Taksim Meydanını yayalaştırma projesi, daha güzel bir İstanbul yolunda atılan adımlardan biri olsa gerek. Fakat maksat iyi anlatılamayınca olay olmadık yerlere sürüklendi. Taksim için düşünülen proje, çevreci herkesin onayını alabilirdi. Buradaki sıkıntı tanıtım eksikliğinden kaynaklanmış gibi. İstanbul Belediyesi, Halkla İlişkiler işini biraz daha ciddiye almalı diye geçiyor aklımdan. Gezi parkındaki eylemler de itiraz edenlerin yeterince bilgilendirilmemesiyle başladı. Daha sonra işin içine kötü niyetliler girdi ve olaylar çığırından çıktı.
Beşir Ayvazoğlu’nun nefis bir kitabı var: “Dünyayı Güzelleştirmek. Turgut Cansever’le Konuşmalar” adını taşıyor. TİMAŞ Yayınlarından 2012 Kasımında çıktı bu kitap. Aslında müstakil bir yazıda ele almak istiyordum. Bu kitap etrafında kentsel dönüşümü tartışmaktı niyetim. Fakat şimdi sırası geldi. Taksim Gezi parkındaki bir kaç ağacın sökülerek bir başka yere taşınmasını bahane edenlerin bu kitabı okumalarını ne kadar isterdim. Yaşanılan mekânı güzelleştirmek nasıl olurmuş, bunun temel dayanakları nelermiş, bilmelerini isterdim. Medeniyet ve şehir ilişkisi hangi unsurları taşırmış, anlasınlar isterdim. Bir bütün olarak ev, sokak, park, bahçe elemanlarıyla şehir nasıl olmalı, bunun şuuruna varsınlar isterdim. İstanbul’un nasıl tahrip edildiğini, tarihi dokunun nasıl silindiğini, cadde açmak uğruna Beyazıt Camiinin bile yıkılmaya kalkıldığını okusunlar isterdim. Taksim Kışlasının akıbetiyle bir de bu kitapta karşılaşsınlar isterdim.
İstanbul Esenler Belediyesi Şehir Düşünce Merkezi, “Şehir ve Düşünce” adıyla bir dergi çıkarmaya başladı. “İdeal Şehir Üzerine Düşünceler” ve “İdeal Şehir Üzerine Görüşler” başlıklı iki uzun sohbetin notları var ilk sayıda. Saadettin Ökten ve diğer uzmanların fikirleriyle tanıştıktan sonra Taksim olaylarını değerlendirmek daha anlamlı olmaz mı? Dergide bir de Birgi yazısı var.
Çok üzüldüğüm bir nokta şu: Başbakan Tayyip Erdoğan’ın İstanbul’a ne kadar çok ağaç kazandırdığını, yeşil alanları nasıl artırdığını, orman alanlarını korumak için ne mücadeleler verdiğini herkes biliyor.
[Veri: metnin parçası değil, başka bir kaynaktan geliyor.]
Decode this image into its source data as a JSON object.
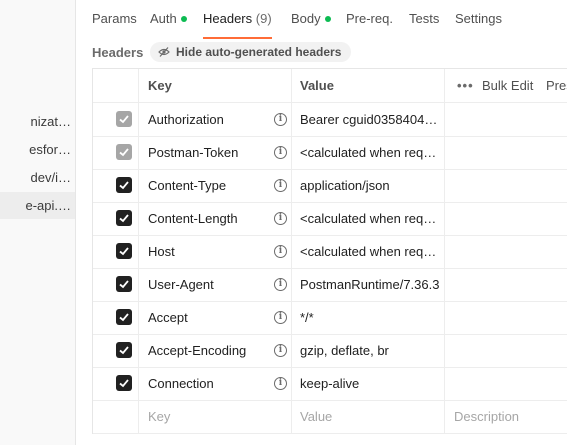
{
  "sidebar": {
    "items": [
      {
        "label": "nizat…"
      },
      {
        "label": "esfor…"
      },
      {
        "label": "dev/i…"
      },
      {
        "label": "e-api.…"
      }
    ]
  },
  "tabs": [
    {
      "label": "Params"
    },
    {
      "label": "Auth"
    },
    {
      "label": "Headers",
      "count": "(9)"
    },
    {
      "label": "Body"
    },
    {
      "label": "Pre-req."
    },
    {
      "label": "Tests"
    },
    {
      "label": "Settings"
    }
  ],
  "headers_section": {
    "title": "Headers",
    "hide_button": "Hide auto-generated headers"
  },
  "table": {
    "columns": {
      "key": "Key",
      "value": "Value",
      "more": "•••",
      "bulk_edit": "Bulk Edit",
      "presets": "Pres"
    },
    "rows": [
      {
        "key": "Authorization",
        "value": "Bearer cguid0358404…"
      },
      {
        "key": "Postman-Token",
        "value": "<calculated when requ…"
      },
      {
        "key": "Content-Type",
        "value": "application/json"
      },
      {
        "key": "Content-Length",
        "value": "<calculated when requ…"
      },
      {
        "key": "Host",
        "value": "<calculated when requ…"
      },
      {
        "key": "User-Agent",
        "value": "PostmanRuntime/7.36.3"
      },
      {
        "key": "Accept",
        "value": "*/*"
      },
      {
        "key": "Accept-Encoding",
        "value": "gzip, deflate, br"
      },
      {
        "key": "Connection",
        "value": "keep-alive"
      }
    ],
    "new_row": {
      "key_placeholder": "Key",
      "value_placeholder": "Value",
      "description_placeholder": "Description"
    }
  },
  "colors": {
    "accent": "#ff6c37",
    "status_dot": "#0cbb52"
  }
}
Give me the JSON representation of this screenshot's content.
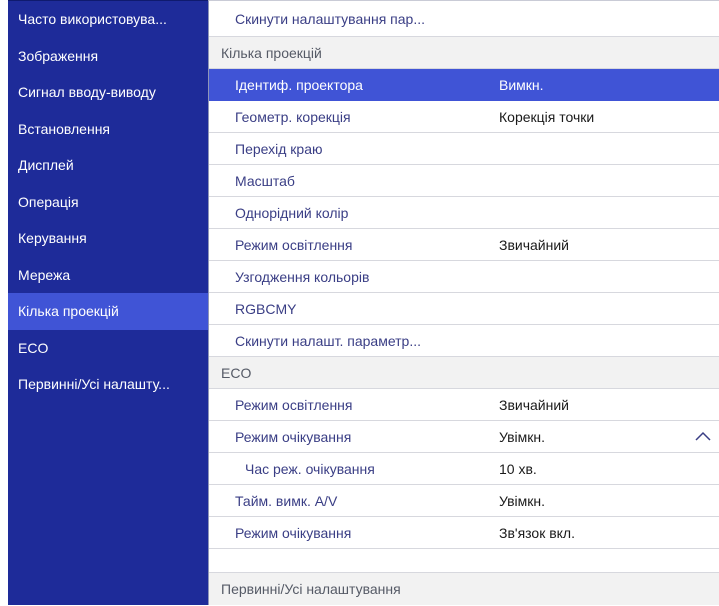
{
  "sidebar": {
    "items": [
      {
        "label": "Часто використовува..."
      },
      {
        "label": "Зображення"
      },
      {
        "label": "Сигнал вводу-виводу"
      },
      {
        "label": "Встановлення"
      },
      {
        "label": "Дисплей"
      },
      {
        "label": "Операція"
      },
      {
        "label": "Керування"
      },
      {
        "label": "Мережа"
      },
      {
        "label": "Кілька проекцій"
      },
      {
        "label": "ECO"
      },
      {
        "label": "Первинні/Усі налашту..."
      }
    ],
    "selected_index": 8
  },
  "main": {
    "top_item": "Скинути налаштування пар...",
    "sections": {
      "multi": {
        "header": "Кілька проекцій",
        "items": [
          {
            "label": "Ідентиф. проектора",
            "value": "Вимкн."
          },
          {
            "label": "Геометр. корекція",
            "value": "Корекція точки"
          },
          {
            "label": "Перехід краю",
            "value": ""
          },
          {
            "label": "Масштаб",
            "value": ""
          },
          {
            "label": "Однорідний колір",
            "value": ""
          },
          {
            "label": "Режим освітлення",
            "value": "Звичайний"
          },
          {
            "label": "Узгодження кольорів",
            "value": ""
          },
          {
            "label": "RGBCMY",
            "value": ""
          },
          {
            "label": "Скинути налашт. параметр...",
            "value": ""
          }
        ]
      },
      "eco": {
        "header": "ECO",
        "items": [
          {
            "label": "Режим освітлення",
            "value": "Звичайний"
          },
          {
            "label": "Режим очікування",
            "value": "Увімкн."
          },
          {
            "label": "Час реж. очікування",
            "value": "10 хв."
          },
          {
            "label": "Тайм. вимк. A/V",
            "value": "Увімкн."
          },
          {
            "label": "Режим очікування",
            "value": "Зв'язок вкл."
          }
        ]
      },
      "footer_header": "Первинні/Усі налаштування"
    }
  },
  "icons": {
    "chevron": "chevron-up-icon"
  },
  "colors": {
    "sidebar_bg": "#1e2b99",
    "highlight": "#4054d6",
    "item_text": "#3a3e85"
  }
}
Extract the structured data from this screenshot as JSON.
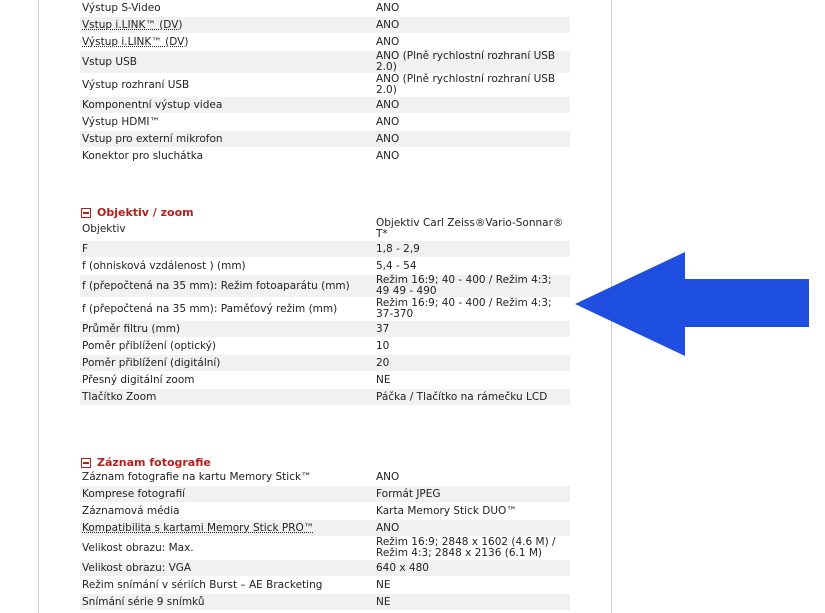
{
  "connectivity": [
    {
      "k": "Výstup S-Video",
      "v": "ANO"
    },
    {
      "k": "Vstup i.LINK™ (DV)",
      "v": "ANO",
      "underline": true
    },
    {
      "k": "Výstup i.LINK™ (DV)",
      "v": "ANO",
      "underline": true
    },
    {
      "k": "Vstup USB",
      "v": "ANO (Plně rychlostní rozhraní USB 2.0)"
    },
    {
      "k": "Výstup rozhraní USB",
      "v": "ANO (Plně rychlostní rozhraní USB 2.0)"
    },
    {
      "k": "Komponentní výstup videa",
      "v": "ANO"
    },
    {
      "k": "Výstup HDMI™",
      "v": "ANO"
    },
    {
      "k": "Vstup pro externí mikrofon",
      "v": "ANO"
    },
    {
      "k": "Konektor pro sluchátka",
      "v": "ANO"
    }
  ],
  "lens": {
    "title": "Objektiv / zoom",
    "rows": [
      {
        "k": "Objektiv",
        "v": "Objektiv Carl Zeiss®Vario-Sonnar® T*"
      },
      {
        "k": "F",
        "v": "1,8 - 2,9"
      },
      {
        "k": "f (ohnisková vzdálenost ) (mm)",
        "v": "5,4 - 54"
      },
      {
        "k": "f (přepočtená na 35 mm): Režim fotoaparátu (mm)",
        "v": "Režim 16:9; 40 - 400 / Režim 4:3; 49 49 - 490"
      },
      {
        "k": "f (přepočtená na 35 mm): Paměťový režim (mm)",
        "v": "Režim 16:9; 40 - 400 / Režim 4:3; 37-370"
      },
      {
        "k": "Průměr filtru (mm)",
        "v": "37"
      },
      {
        "k": "Poměr přiblížení (optický)",
        "v": "10"
      },
      {
        "k": "Poměr přiblížení (digitální)",
        "v": "20"
      },
      {
        "k": "Přesný digitální zoom",
        "v": "NE"
      },
      {
        "k": "Tlačítko Zoom",
        "v": "Páčka / Tlačítko na rámečku LCD"
      }
    ]
  },
  "photo": {
    "title": "Záznam fotografie",
    "rows": [
      {
        "k": "Záznam fotografie na kartu Memory Stick™",
        "v": "ANO"
      },
      {
        "k": "Komprese fotografií",
        "v": "Formát JPEG"
      },
      {
        "k": "Záznamová média",
        "v": "Karta Memory Stick DUO™"
      },
      {
        "k": "Kompatibilita s kartami Memory Stick PRO™",
        "v": "ANO",
        "underline": true
      },
      {
        "k": "Velikost obrazu: Max.",
        "v": "Režim 16:9; 2848 x 1602 (4.6 M) / Režim 4:3; 2848 x 2136 (6.1 M)"
      },
      {
        "k": "Velikost obrazu: VGA",
        "v": "640 x 480"
      },
      {
        "k": "Režim snímání v sériích Burst – AE Bracketing",
        "v": "NE"
      },
      {
        "k": "Snímání série 9 snímků",
        "v": "NE"
      }
    ]
  },
  "colors": {
    "accent": "#b3211b",
    "arrow": "#1f4fe0"
  }
}
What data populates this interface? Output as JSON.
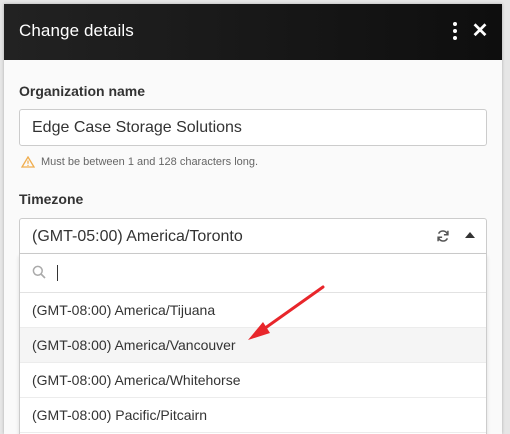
{
  "dialog": {
    "title": "Change details"
  },
  "form": {
    "org_label": "Organization name",
    "org_value": "Edge Case Storage Solutions",
    "org_hint": "Must be between 1 and 128 characters long.",
    "tz_label": "Timezone",
    "tz_value": "(GMT-05:00) America/Toronto"
  },
  "dropdown": {
    "search_value": "",
    "options": [
      "(GMT-08:00) America/Tijuana",
      "(GMT-08:00) America/Vancouver",
      "(GMT-08:00) America/Whitehorse",
      "(GMT-08:00) Pacific/Pitcairn"
    ]
  },
  "colors": {
    "annotation_arrow": "#e8262b",
    "warning": "#f0ad4e"
  },
  "icons": {
    "menu": "kebab-icon",
    "close": "close-icon",
    "warning": "warning-icon",
    "refresh": "refresh-icon",
    "collapse": "caret-up-icon",
    "search": "search-icon"
  }
}
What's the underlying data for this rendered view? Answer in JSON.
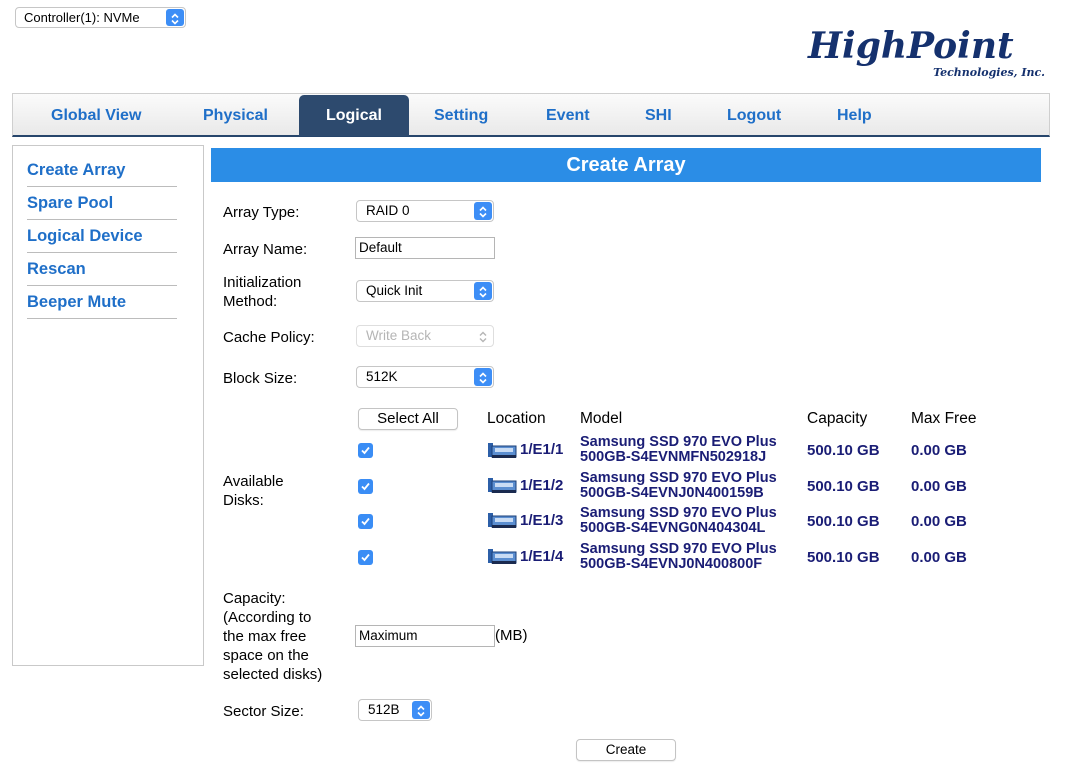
{
  "controller_select": {
    "value": "Controller(1): NVMe"
  },
  "logo": {
    "brand": "HighPoint",
    "subtitle": "Technologies, Inc."
  },
  "nav": {
    "tabs": [
      {
        "label": "Global View"
      },
      {
        "label": "Physical"
      },
      {
        "label": "Logical",
        "active": true
      },
      {
        "label": "Setting"
      },
      {
        "label": "Event"
      },
      {
        "label": "SHI"
      },
      {
        "label": "Logout"
      },
      {
        "label": "Help"
      }
    ]
  },
  "sidebar": {
    "items": [
      {
        "label": "Create Array"
      },
      {
        "label": "Spare Pool"
      },
      {
        "label": "Logical Device"
      },
      {
        "label": "Rescan"
      },
      {
        "label": "Beeper Mute"
      }
    ]
  },
  "form": {
    "header": "Create Array",
    "array_type": {
      "label": "Array Type:",
      "value": "RAID 0"
    },
    "array_name": {
      "label": "Array Name:",
      "value": "Default"
    },
    "init_method": {
      "label_line1": "Initialization",
      "label_line2": "Method:",
      "value": "Quick Init"
    },
    "cache_policy": {
      "label": "Cache Policy:",
      "value": "Write Back"
    },
    "block_size": {
      "label": "Block Size:",
      "value": "512K"
    },
    "available_disks": {
      "label_line1": "Available",
      "label_line2": "Disks:"
    },
    "select_all_label": "Select All",
    "columns": {
      "location": "Location",
      "model": "Model",
      "capacity": "Capacity",
      "max_free": "Max Free"
    },
    "disks": [
      {
        "location": "1/E1/1",
        "model_line1": "Samsung SSD 970 EVO Plus",
        "model_line2": "500GB-S4EVNMFN502918J",
        "capacity": "500.10 GB",
        "max_free": "0.00 GB",
        "checked": true
      },
      {
        "location": "1/E1/2",
        "model_line1": "Samsung SSD 970 EVO Plus",
        "model_line2": "500GB-S4EVNJ0N400159B",
        "capacity": "500.10 GB",
        "max_free": "0.00 GB",
        "checked": true
      },
      {
        "location": "1/E1/3",
        "model_line1": "Samsung SSD 970 EVO Plus",
        "model_line2": "500GB-S4EVNG0N404304L",
        "capacity": "500.10 GB",
        "max_free": "0.00 GB",
        "checked": true
      },
      {
        "location": "1/E1/4",
        "model_line1": "Samsung SSD 970 EVO Plus",
        "model_line2": "500GB-S4EVNJ0N400800F",
        "capacity": "500.10 GB",
        "max_free": "0.00 GB",
        "checked": true
      }
    ],
    "capacity": {
      "label_lines": [
        "Capacity:",
        "(According to",
        "the max free",
        "space on the",
        "selected disks)"
      ],
      "value": "Maximum",
      "unit": "(MB)"
    },
    "sector_size": {
      "label": "Sector Size:",
      "value": "512B"
    },
    "create_label": "Create"
  },
  "colors": {
    "accent": "#2b8de6",
    "nav_active": "#2d4a6e",
    "link": "#1f6fc8",
    "disk_text": "#1a1d75"
  }
}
Bunları rakamlara dökmeyi gereksiz buluyorum. Kemiyetten çok keyfiyet önemli. Şimdi böyle bir insanı ağaç düşmanı gibi göstermek haksızlık değil de nedir? Burada bir algı yönetimi sorunu var. Aynı sorun dış dünya için de geçerli. Demokrasi, özgürlükler, şeffaflık, hesap verme, insan hakları, hukukun üstünlüğü gibi konularda köklü reformlar yapan Ak Parti hükümetlerinin baskıcı olduğuna ilişkin kimi merkezlerdeki yanlış kanıyı ortadan kaldırmanın bir yolunu bulmak zorundayız.
Taksim olaylarını değerlendirirken Cumhurbaşkanı Abdullah Gül’ün bir değerlendirmesine dikkat etmek gerekiyor. Taksim gösterilerini Arap ülkelerindeki gösterilerle ve Arap baharıyla mukayese etmenin yanlışlığına işaret eden Sayın Cumhurbaşkanı, Türkiye’de seçimle gelmiş bir yönetim olduğuna değindi. Bizdeki gösterilerin ancak batı ülkelerindeki gösterilerle kıyaslanabileceğini söyleyerek olayın özünü saptırmak isteyenleri uyardı.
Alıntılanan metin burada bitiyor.